Ce n’était certes pas la forêt canadienne, claire, ordonnée, lumineuse, apaisante ; la forêt d’érables et de résineux où les troncs parallèles fusent librement vers l’azur béni toujours visible ; la forêt aérée dont les mailles larges ouvertes laissent filtrer la pluie d’or du soleil qui s’étale en flasques glorieuses dans les clairières. Ici, c’était une bataille, une tuerie végétale immobile mais vivante ; vivant d’une vie sournoise où chaque arbre luttait désespérément contre son voisin, chacun cherchant à étrangler l’autre, tandis que les lianes ligotaient les troncs ennemis et que partout des parasites géants envahissaient les fourches, tordaient les branches, grugeaient les membres. Et sur tout ce vert malsain, de temps à autre une tache de lumière divine qui était la fleur impériale, l’orchidée ; parasite, elle aussi.

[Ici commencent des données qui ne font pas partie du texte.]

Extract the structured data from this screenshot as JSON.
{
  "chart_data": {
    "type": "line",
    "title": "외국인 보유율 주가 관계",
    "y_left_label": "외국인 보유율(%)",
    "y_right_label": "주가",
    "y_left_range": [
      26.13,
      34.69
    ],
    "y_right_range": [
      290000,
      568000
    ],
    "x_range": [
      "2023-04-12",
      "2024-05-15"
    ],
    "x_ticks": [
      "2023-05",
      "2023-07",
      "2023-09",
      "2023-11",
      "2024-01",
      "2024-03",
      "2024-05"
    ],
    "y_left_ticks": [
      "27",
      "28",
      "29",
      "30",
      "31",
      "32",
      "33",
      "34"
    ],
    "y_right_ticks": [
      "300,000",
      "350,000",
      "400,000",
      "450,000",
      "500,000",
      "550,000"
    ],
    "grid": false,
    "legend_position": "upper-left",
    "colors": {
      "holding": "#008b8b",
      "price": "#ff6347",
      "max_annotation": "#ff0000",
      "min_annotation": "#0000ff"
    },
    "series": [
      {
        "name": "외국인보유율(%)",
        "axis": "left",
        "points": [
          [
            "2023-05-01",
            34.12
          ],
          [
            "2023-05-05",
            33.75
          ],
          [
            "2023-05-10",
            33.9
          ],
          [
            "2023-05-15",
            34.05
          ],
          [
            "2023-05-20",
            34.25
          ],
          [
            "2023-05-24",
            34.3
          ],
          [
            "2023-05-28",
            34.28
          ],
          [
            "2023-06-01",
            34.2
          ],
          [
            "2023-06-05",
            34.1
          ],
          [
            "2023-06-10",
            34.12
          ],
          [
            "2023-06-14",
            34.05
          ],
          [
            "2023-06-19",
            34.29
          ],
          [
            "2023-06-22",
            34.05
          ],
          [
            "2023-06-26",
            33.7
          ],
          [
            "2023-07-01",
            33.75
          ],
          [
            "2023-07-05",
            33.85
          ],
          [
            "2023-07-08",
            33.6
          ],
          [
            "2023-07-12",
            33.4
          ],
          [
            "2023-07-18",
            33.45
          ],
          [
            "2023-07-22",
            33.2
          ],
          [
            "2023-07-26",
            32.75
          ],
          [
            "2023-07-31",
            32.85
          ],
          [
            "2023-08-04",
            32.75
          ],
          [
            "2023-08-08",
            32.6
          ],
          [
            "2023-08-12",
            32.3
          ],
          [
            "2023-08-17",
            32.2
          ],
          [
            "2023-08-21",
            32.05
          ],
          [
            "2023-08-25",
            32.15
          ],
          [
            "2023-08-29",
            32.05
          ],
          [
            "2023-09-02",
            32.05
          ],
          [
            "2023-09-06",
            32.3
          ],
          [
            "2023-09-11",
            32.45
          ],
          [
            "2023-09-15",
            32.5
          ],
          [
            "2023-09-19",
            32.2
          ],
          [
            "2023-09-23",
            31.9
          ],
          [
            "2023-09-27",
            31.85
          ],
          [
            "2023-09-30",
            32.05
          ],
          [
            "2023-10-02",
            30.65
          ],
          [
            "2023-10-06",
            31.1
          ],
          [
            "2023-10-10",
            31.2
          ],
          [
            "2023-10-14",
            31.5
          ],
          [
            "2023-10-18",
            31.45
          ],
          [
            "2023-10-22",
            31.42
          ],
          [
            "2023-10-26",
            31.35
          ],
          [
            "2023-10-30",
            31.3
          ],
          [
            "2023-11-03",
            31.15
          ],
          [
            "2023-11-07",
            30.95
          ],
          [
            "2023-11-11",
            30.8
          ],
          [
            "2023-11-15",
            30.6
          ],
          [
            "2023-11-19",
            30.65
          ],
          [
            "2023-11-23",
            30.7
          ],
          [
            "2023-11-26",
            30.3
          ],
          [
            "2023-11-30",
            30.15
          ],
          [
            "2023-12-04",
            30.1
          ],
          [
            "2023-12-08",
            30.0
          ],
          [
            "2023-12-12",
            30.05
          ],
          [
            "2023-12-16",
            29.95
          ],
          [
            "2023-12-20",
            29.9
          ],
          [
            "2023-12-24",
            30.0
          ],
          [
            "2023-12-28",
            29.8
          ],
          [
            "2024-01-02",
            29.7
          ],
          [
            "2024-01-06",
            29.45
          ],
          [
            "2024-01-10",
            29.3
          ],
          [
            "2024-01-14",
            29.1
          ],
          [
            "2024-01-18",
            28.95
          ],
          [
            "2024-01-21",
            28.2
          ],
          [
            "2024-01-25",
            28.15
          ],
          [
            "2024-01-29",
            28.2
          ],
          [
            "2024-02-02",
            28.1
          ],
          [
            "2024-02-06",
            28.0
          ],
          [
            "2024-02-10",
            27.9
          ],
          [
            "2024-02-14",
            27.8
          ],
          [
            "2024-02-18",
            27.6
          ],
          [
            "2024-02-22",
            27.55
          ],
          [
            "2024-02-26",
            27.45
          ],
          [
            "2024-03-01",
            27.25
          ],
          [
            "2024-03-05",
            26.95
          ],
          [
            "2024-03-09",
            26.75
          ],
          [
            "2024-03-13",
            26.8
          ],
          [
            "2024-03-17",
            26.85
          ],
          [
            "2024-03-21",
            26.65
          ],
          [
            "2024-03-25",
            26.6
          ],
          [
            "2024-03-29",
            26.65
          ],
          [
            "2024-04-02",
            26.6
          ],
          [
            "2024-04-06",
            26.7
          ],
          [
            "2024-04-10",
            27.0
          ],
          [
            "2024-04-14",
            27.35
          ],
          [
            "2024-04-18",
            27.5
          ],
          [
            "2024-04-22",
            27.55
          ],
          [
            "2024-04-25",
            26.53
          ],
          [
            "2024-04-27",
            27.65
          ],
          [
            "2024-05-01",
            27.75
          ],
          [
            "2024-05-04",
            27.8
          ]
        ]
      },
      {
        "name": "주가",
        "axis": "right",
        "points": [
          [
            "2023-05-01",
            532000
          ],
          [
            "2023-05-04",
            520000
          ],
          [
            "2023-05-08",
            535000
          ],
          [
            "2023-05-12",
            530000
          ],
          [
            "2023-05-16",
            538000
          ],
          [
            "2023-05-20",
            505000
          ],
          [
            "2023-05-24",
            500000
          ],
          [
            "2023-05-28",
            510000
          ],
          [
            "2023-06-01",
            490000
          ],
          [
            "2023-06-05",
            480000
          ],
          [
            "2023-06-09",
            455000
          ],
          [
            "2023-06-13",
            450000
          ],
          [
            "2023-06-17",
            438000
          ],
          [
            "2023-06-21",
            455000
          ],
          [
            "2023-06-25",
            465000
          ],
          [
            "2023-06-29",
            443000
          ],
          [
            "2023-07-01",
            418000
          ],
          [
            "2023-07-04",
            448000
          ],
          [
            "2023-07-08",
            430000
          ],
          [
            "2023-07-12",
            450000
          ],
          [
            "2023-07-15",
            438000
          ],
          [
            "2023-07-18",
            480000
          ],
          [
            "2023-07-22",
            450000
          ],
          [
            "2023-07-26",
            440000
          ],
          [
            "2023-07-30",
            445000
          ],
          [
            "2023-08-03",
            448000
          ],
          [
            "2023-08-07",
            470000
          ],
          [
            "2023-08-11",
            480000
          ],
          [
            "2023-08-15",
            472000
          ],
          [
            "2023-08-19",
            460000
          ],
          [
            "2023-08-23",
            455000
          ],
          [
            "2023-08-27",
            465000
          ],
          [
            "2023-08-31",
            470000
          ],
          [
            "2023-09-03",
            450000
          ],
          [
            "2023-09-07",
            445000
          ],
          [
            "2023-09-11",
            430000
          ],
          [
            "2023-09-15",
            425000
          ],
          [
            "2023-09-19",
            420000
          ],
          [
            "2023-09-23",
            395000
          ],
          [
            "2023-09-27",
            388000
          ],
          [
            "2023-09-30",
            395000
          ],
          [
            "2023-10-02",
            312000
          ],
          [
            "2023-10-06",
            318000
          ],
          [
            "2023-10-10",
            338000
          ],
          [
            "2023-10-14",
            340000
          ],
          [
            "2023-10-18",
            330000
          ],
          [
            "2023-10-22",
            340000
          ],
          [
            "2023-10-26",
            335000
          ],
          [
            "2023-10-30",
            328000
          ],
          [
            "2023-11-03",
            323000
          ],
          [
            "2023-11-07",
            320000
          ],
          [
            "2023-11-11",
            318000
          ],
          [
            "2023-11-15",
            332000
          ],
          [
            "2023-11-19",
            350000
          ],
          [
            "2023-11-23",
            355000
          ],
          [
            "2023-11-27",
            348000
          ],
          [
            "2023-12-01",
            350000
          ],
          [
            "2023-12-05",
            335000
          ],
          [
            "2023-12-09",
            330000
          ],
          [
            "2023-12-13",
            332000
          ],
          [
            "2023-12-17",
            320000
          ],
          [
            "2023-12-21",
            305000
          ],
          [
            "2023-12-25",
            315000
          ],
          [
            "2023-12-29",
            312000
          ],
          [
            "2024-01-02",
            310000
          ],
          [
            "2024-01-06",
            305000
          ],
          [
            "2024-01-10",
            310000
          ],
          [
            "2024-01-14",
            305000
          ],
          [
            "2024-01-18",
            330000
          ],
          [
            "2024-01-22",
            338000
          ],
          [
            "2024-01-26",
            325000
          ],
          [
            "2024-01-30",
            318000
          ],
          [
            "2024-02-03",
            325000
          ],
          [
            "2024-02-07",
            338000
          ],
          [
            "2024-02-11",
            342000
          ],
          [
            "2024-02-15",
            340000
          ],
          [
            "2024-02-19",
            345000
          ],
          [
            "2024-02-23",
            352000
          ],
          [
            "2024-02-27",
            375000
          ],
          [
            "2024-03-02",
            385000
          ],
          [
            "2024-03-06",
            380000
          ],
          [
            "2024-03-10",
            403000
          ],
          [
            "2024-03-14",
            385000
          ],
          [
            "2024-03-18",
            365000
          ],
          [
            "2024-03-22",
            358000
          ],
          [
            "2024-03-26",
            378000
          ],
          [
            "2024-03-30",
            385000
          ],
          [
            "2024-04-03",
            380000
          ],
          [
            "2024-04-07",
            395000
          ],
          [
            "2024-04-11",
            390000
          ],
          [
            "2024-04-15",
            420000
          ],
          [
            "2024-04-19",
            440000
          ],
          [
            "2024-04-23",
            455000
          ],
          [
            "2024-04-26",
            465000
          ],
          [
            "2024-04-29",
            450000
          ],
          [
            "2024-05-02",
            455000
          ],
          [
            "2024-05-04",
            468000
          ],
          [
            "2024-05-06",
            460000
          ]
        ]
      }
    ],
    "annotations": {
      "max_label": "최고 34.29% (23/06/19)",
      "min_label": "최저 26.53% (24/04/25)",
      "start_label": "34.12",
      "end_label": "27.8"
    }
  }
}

Dans tout cela rien que je connusse, aucune essence qui me fût familière ; rien autre que les fougères, mais des fougères qui ici prenaient des dimensions de cauchemar.

Nous avions marché cinq minutes à peine, peut-être ; pourtant j’étais fourbu. Et voilà que soudain le mur se déchira brutalement. La lumière reparut, cruelle et rassurante à la fois. Un large espace s’ouvrait devant nous. Une rivière ? un étang ? la mer ?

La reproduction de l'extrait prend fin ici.